Au-delà du message qu’il peut véhiculer, le langage capillaire indique donc un statut. Dans l’imaginaire d’un sport de plus en plus fondé sur une logique capitalistique, il est l’assurance d’une forme de branding du sportif et ouvre la perspective de juteux contrats publicitaires. Réalisés à la tondeuse ou au rasoir, des signes et des symboles apparaissent désormais sur les tempes et sur la nuque des joueurs. C’est ici une étoile ou une flèche, là un ballon ou un mot… Les campagnes des différentes marques jouent ainsi de gros plans, qui assurent une notoriété au produit en même temps qu’elles augmentent celle des joueurs. Cette transformation du corps en logo est pourtant à double tranchant. Que les performances du footballeur soient temporairement de moindre valeur et reproche lui est rapidement fait de travailler davantage son image que son sport – et parce qu’il a poussé l’exercice à son maximum, Pogba a été tout particulièrement victime de ce syndrome les derniers mois. Chez lui la coupe de cheveux est toutefois indissociable de sa création d’événements dansés… C’est donc plus affaire de maîtrise d’une image générale, en lien avec les réseaux sociaux, que de la seule coiffure. La surexposition médiatique, permise par un empilement de signes comme ceux liés à une coiffure excentrique, peut d’autant fragiliser un capital d’image indexé sur la valeur nette du joueur. Les sponsors ne s’y sont pas trompés, qui imposent de plus en plus le port de casquettes de leurs marques, notamment dans les avants et les après-matches… des casquettes qui, par définition, cachent les coiffures et prennent le dessus sur elles. C’est ici le groupe industriel qui prend le pas sur le groupe équipe, la casquette qui fait écran entre le joueur et sa chevelure. Celle-ci perd alors temporairement sa valeur de medium.

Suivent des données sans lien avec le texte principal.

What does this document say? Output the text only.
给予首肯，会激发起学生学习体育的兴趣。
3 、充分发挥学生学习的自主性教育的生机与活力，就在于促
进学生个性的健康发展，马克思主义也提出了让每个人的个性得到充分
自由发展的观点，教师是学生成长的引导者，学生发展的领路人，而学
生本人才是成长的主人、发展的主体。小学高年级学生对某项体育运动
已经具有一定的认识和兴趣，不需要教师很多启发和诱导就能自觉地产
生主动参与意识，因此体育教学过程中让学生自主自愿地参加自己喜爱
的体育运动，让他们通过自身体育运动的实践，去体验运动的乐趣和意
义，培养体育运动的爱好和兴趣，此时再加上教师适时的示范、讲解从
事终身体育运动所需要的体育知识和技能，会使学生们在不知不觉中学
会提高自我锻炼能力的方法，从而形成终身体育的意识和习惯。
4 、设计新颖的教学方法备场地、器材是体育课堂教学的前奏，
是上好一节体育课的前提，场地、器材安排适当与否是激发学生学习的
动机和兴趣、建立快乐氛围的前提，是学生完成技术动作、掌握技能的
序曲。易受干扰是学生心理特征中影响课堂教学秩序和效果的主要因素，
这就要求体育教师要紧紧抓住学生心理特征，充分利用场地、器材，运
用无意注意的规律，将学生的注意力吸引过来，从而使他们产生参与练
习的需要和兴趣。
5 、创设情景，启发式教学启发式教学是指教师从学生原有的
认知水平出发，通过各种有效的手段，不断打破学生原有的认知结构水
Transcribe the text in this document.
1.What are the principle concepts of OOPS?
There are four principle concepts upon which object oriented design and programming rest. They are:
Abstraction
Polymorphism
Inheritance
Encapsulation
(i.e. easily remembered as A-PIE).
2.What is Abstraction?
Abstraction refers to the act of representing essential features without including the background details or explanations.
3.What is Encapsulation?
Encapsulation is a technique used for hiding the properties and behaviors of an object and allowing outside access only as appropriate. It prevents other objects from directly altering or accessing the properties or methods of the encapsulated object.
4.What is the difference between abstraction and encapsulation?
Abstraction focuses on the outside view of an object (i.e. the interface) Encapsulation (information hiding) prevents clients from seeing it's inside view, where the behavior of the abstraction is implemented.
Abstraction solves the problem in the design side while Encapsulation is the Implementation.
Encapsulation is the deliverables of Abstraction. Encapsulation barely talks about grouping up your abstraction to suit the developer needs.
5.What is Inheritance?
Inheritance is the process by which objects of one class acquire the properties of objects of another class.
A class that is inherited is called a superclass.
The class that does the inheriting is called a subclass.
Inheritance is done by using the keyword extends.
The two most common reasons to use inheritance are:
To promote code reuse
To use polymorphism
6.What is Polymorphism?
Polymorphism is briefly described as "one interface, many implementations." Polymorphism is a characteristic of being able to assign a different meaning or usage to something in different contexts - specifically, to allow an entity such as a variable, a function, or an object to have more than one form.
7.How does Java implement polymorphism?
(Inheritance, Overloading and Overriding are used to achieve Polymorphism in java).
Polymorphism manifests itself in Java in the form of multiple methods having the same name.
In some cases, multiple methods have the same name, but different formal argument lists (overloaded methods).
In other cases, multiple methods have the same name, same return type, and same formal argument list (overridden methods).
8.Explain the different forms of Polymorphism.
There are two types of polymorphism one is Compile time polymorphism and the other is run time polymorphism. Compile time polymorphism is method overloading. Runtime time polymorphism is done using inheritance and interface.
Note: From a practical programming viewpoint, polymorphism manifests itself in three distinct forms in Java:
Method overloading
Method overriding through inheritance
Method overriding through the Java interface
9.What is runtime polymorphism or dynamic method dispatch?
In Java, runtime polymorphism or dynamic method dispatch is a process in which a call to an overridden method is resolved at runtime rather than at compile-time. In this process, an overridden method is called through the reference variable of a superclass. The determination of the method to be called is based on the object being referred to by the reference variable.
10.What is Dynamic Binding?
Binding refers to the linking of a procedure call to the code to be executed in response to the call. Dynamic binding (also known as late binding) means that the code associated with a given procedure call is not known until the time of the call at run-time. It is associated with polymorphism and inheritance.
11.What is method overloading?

Dans les années 1970 et 1980, alors que le football se médiatisait de plus en plus grâce à la télévision, un joueur était souvent identifié à une coupe de cheveux pendant toute sa carrière. Ainsi en était-il allé des cheveux longs et ondulés de l’Argentin Diego Maradona ou du Français Dominique Rocheteau, en conformité, conformiste ou anticonformiste, avec les modes de l’époque. D’aucuns y verraient aussi l’image de puissance d’une chevelure à la Samson… Rapporté à une équipe comme celle des Pays-Bas, la variété têtière symbolisait aussi la diversité d’une société post-coloniale : les dreadlocks de Ruud Gullit ou d’Edgar Davids, le style cheveux raides et frange de Johann Cruyff, la coupe courte de Marco Van Basten composaient un ensemble bigarré, signe d’une société cosmopolite… Le cheveu hollandais comme un assemblage sémiosphérique collectif et comme signal intégrateur, en quelque sorte. C’était quelques années avant le fameux « Black Blanc Beur » français associé, lui, à la diversité des origines sociales et territoriales… Les années 1990 marquent le point de départ d’une période où la signature capillaire devient donc celle d’un individu. En France, Djibril Cissé est l’un des premiers à se faire remarquer par cette stratégie. Le chignon, aux innombrables déclinaisons, confine aujourd’hui parfois au pictogramme chez certains joueurs comme le Suédois Zlatan Ibrahimović… Ne sert-il pas d’ailleurs de socle à son arrogance, jusqu’à la caricature ? Parfois caractérisée, ces dernières années, par une véritable surenchère, cette démarche a conduit à des résultats jugés parfois ridicules, comme ceux du début de carrière du Français Antoine Griezmann ou ceux du Brésilien Ronaldo et de son toupet coupé ras sur l’avant d’un crâne complètement rasé par ailleurs, à l’occasion de la Coupe du monde de 2006… Certains joueurs n’hésitent en tout cas désormais plus à changer très régulièrement de coiffure, avec un renouvellement accéléré, parfois dans la durée d’une même compétition… Plusieurs coupes par Coupe en quelque sorte, pour changer de tête, au fil des tours et des phases de l’évènement.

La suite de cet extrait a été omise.